Now there is another system that calculates how much to charge the user for the call or the data transfered (call it PDF - Policy Decision Function). Both systems are connected in such a way that the gateway server creates a handful of TCP connections to PDF and it drops users sessions if those TCP connections go down. The gateway can handle a few hundred thousand customers at a time. Whenever there is an event that the user needs to be charged for (next data transfer, another minute of the call) the gateway notifies PDF about the fact and PDF subtracts a specific amount of money from the user account. When the user account is empty PDF notifies the gateway to disconnect the call (you've run out of money, you need to top up).

Your question

Finally let's talk about your question in this context. We want to upgrade a PDF node and the node is running on Docker. We create a new Docker instance with the new version of the software, but we can't shut down the old version (there are hundreds of thousands of customers in the middle of their call, we can't disconnect them). But we need to move the customers somehow from the old PDF to the new version. So we tell the gateway node to create any new connections with the updated node instead of the old PDF. Customers can be chatty and also some of them may have a long-running data connections (downloading Windows 10 iso) so the whole operation takes 2-3 days to complete. That's how long it can take to upgrade one version of the software to another in case of a critical bug. And there may be dozens of servers like this one, each one handling hundreds thousands of customers.

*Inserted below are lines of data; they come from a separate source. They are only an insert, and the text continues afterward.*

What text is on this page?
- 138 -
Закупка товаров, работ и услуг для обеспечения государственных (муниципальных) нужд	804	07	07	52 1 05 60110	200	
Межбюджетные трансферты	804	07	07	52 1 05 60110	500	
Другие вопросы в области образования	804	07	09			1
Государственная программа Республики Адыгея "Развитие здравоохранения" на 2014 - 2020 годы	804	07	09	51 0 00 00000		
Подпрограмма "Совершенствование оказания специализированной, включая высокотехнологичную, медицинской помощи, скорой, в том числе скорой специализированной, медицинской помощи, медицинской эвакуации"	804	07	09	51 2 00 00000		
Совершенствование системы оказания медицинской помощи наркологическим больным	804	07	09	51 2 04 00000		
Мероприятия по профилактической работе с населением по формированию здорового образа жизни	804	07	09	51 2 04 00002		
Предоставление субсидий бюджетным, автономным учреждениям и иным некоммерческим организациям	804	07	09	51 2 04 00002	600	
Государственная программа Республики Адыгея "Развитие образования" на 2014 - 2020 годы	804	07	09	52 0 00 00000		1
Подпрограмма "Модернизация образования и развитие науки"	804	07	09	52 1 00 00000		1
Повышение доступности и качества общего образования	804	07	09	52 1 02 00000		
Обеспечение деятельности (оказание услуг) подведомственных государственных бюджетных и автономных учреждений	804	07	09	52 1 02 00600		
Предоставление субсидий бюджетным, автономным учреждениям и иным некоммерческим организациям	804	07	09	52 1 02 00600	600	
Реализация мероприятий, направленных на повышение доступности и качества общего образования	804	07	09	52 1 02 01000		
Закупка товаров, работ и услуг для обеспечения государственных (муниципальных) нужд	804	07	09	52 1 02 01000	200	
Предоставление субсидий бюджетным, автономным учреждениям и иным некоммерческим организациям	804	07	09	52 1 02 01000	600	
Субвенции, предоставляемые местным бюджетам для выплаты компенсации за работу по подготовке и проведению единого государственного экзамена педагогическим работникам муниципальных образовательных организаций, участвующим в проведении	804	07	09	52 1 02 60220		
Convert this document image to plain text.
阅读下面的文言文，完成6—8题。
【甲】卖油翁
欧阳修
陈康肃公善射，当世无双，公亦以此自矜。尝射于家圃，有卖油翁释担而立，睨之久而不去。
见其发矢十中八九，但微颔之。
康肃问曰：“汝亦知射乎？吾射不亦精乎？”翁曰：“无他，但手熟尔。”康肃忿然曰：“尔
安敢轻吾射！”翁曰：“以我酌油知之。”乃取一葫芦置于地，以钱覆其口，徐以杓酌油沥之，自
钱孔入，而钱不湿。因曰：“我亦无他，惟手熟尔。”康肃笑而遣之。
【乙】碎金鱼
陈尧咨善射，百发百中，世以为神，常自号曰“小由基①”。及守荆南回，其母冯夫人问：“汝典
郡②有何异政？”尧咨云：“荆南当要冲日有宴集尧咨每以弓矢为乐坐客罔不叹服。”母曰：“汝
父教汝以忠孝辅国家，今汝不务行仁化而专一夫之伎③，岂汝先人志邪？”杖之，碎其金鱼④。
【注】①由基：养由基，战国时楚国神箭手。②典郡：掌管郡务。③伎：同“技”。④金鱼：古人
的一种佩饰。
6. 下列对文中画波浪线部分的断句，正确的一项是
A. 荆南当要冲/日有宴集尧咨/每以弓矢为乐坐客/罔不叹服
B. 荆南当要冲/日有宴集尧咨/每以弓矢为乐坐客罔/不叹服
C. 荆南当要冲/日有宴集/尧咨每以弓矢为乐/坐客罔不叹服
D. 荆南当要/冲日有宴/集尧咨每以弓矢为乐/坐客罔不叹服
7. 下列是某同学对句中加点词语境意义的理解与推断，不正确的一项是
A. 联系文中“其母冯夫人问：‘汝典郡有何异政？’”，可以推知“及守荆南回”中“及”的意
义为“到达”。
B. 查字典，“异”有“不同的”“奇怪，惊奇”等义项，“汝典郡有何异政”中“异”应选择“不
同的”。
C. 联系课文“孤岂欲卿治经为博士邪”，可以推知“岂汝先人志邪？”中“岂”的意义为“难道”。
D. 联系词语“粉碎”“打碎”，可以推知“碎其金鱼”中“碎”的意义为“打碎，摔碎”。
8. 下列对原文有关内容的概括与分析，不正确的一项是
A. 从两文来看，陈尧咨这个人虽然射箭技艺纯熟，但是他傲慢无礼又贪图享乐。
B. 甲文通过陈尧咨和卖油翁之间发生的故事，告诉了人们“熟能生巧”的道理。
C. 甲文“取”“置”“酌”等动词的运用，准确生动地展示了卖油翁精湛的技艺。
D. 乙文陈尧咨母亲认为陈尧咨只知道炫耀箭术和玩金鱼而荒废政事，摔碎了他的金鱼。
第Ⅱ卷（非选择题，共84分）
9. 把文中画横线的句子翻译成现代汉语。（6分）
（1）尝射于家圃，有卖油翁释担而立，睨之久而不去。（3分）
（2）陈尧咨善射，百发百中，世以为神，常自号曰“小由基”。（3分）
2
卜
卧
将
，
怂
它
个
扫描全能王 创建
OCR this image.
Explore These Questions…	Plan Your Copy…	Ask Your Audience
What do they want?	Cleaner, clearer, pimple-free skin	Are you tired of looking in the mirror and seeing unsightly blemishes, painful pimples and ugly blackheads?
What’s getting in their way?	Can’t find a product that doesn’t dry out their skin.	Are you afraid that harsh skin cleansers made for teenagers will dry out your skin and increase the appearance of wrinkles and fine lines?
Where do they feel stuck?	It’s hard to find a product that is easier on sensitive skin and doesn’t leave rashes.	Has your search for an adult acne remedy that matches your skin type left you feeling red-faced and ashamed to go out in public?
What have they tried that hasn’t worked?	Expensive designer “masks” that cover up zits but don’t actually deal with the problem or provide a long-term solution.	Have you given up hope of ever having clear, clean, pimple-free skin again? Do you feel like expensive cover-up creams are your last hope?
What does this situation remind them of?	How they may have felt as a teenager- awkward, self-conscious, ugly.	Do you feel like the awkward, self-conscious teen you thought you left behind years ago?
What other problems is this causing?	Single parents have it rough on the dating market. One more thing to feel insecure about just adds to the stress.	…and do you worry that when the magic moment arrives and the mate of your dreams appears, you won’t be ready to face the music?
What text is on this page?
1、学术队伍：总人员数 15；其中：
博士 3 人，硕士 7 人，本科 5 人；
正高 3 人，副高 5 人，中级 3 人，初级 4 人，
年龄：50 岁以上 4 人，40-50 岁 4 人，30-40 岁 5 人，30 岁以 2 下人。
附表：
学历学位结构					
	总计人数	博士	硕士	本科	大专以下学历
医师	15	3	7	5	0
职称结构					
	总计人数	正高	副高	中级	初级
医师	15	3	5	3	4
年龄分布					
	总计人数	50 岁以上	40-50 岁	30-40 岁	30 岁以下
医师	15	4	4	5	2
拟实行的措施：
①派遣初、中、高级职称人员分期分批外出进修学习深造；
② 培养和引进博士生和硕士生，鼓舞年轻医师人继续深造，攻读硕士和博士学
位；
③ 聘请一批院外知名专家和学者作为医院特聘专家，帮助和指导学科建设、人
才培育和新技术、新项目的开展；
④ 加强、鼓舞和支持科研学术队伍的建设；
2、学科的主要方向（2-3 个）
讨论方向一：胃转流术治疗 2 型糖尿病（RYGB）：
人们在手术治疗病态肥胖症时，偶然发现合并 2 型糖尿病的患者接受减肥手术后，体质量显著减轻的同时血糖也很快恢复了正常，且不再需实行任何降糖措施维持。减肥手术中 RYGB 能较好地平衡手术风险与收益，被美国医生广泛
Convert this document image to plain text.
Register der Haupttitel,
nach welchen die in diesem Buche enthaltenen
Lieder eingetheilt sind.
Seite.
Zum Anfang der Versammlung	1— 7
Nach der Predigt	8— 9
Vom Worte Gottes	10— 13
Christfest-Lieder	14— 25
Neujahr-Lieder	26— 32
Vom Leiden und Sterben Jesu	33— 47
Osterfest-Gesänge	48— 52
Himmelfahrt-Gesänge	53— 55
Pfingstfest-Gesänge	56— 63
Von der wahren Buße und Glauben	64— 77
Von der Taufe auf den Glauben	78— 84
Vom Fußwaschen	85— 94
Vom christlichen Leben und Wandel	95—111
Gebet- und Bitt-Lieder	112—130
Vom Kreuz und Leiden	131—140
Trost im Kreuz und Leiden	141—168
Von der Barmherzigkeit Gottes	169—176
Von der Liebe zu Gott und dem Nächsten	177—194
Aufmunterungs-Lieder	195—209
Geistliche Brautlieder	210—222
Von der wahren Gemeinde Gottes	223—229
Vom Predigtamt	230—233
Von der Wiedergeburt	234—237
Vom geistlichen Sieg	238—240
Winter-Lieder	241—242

But what if we used the Erlang release handler instead? We create the relup file with the new version of the software. We test it properly and deploy to PDF nodes. Each node is upgraded in-place - the internal state of the application is converted, the node is running the new version of the software. But most importantly, the TCP connection with the gateway server has not been dropped. So customers happily continue their calls or are downloading the latest Windows iso while we are upgrading the system. All is done in 10 seconds rather than 2-3 days.

The answer

This is an example of a specific system with specific requirements. Docker and Erlang's Release Handling are orthogonal technologies. You can use either or both, it all boils down to the following:

  • Requirements
  • Cost

Will you have enough resources to test both approaches predictably and enough patience to teach your Ops team so that they can deploy the system using either method? What if the testing facility cost millions of pounds (because of the required hardware) and can use only one of those two methods at a time (because the test cycle takes days)?

The pragmatic approach might be to deploy the nodes initially using Docker and then upgrade them with Erlang release handler (if you need to use Docker in the first place). Or, if your system doesn't need to be available during the upgrade (as the example PDF system does), you might just opt for always deploying new versions with Docker and forget about release handling. Or you may as well stick with release handler and forget about Docker if you need quick and reliable updates on-the-fly and Docker would be only used for the initial deployment. I hope that helps.